Содержательную критику Гегеля как объективного идеалиста дал В. О. Ключевский. По его мнению, в этой версии идеализма предметный мир хоть и признается независимым от сознания, в отличие от идеализма субъективного, но независимость эта формальна: действительность является «только формой» для творящих через нее духовных сущностей. Инициативы при такой трактовке лишается не только реальность, но и сам дух: после того как «машина истории» заведена, и он вынужден следовать заранее предначертанному плану.

Не разделяя объективно-идеалистических установок Гегеля, В. О. Ключевский, однако, проявлял интерес к различным его произведениям, их проблематике. Диалектичность, усвоенную через Гегеля, он дополнял материализмом, почерпнутым у Л. Фейербаха, как это делали Н. Г. Чернышевский, Н. А. Добролюбов, сочинения которых были ему известны. Видимо, не случайно совпадение некоторых высказанных им соображений с тем, что писали по этим же вопросам К. Маркс и Ф. Энгельс, создатели материалистической диалектики: о роли в истории экономического фактора, о необходимости становления в ходе социальной истории государства и о нравственных потерях, понесенных обществом при этом, о философии, лишь пассивно понимающей мир вместо того, чтобы быть в нем деятельной силой…

Русская философия проникала и в другие сферы – музыку, живопись, где она была представлена А. Н. Скрябиным, Н. К. Рерихом. Скрябин – не только композитор, но и философ. Согласно его философской системе, музыка аккумулирует в себе не только настроения, чувства, но и мировосприятие; музыка способна воздействовать на существующий мир, преобразовывать его. Рерих – автор книг о «Живой Этике», где речь идет о нравственном совершенствовании человека (в их подготовке участвовала Е. И. Рерих). Философские взгляды Скрябина и Рериха не были ограничены рамками их сочинений. Художественная интуиция воплощала их в творения искусства, темы и образы которого, музыкальные или живописные, имеют исключительную силу воздействия.
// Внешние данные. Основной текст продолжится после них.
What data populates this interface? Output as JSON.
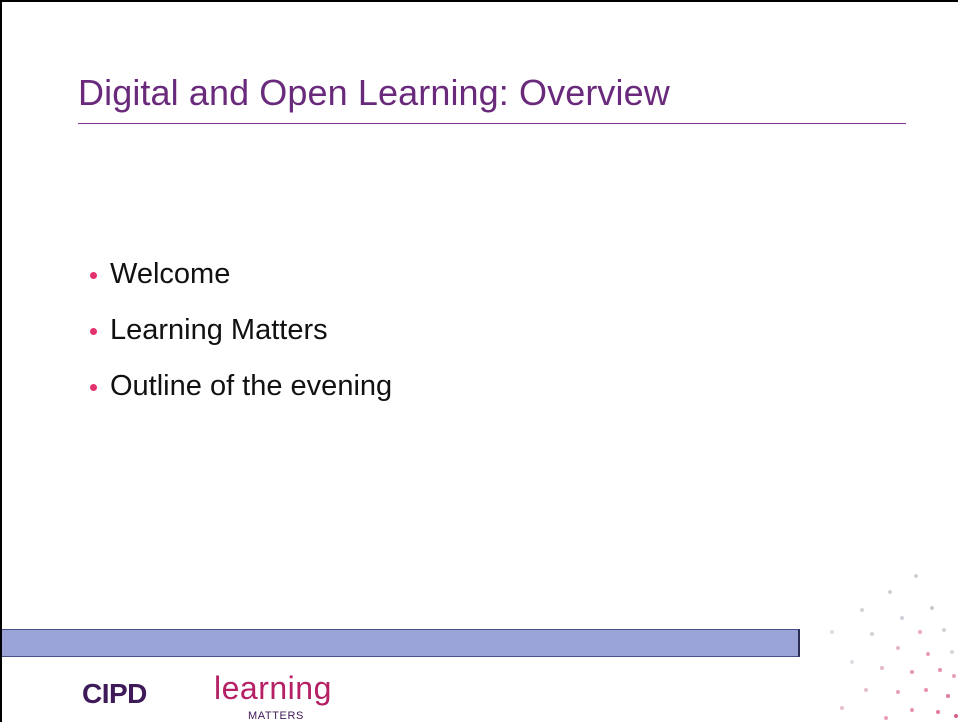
{
  "slide": {
    "title": "Digital and Open Learning: Overview",
    "bullets": [
      "Welcome",
      "Learning Matters",
      "Outline of the evening"
    ]
  },
  "footer": {
    "logo_cipd": "CIPD",
    "logo_learning": "learning",
    "logo_matters": "MATTERS"
  },
  "colors": {
    "title": "#6a2a7c",
    "bullet": "#e3306f",
    "footer_bar": "#9aa4d6",
    "logo_cipd": "#3f1a59",
    "logo_learning": "#b51f64"
  }
}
Благодаря своим связям с другими областями интеллекта русская философия обретала не только особенности, но и преимущества, становившиеся ее неотъемлемым достоянием. Плодотворны были ее взаимодействия с социальной жизнью, литературой и искусством, наукой. Единение тех или иных ее проявлений с реальной действительностью и различными видами творчества и сегодня не утрачивает привлекательности.

Использованная литература

Гусейнов А. А. Императив ненасилия // Этика / под ред. А. А. Гусейнова, Е. В. Дубко. М., 1999. С. 475–486.

Гобозов И. А. Избранное. М., 2016.

Русская философия. Энциклопедия / под общ. ред. М. А. Маслина. М., 2014.

Сухов А. Д. Русская философия: характерные признаки и представители, особенности развития. М., 2012.

Тажуризина З. А. Из истории свободомыслия. М., 2017.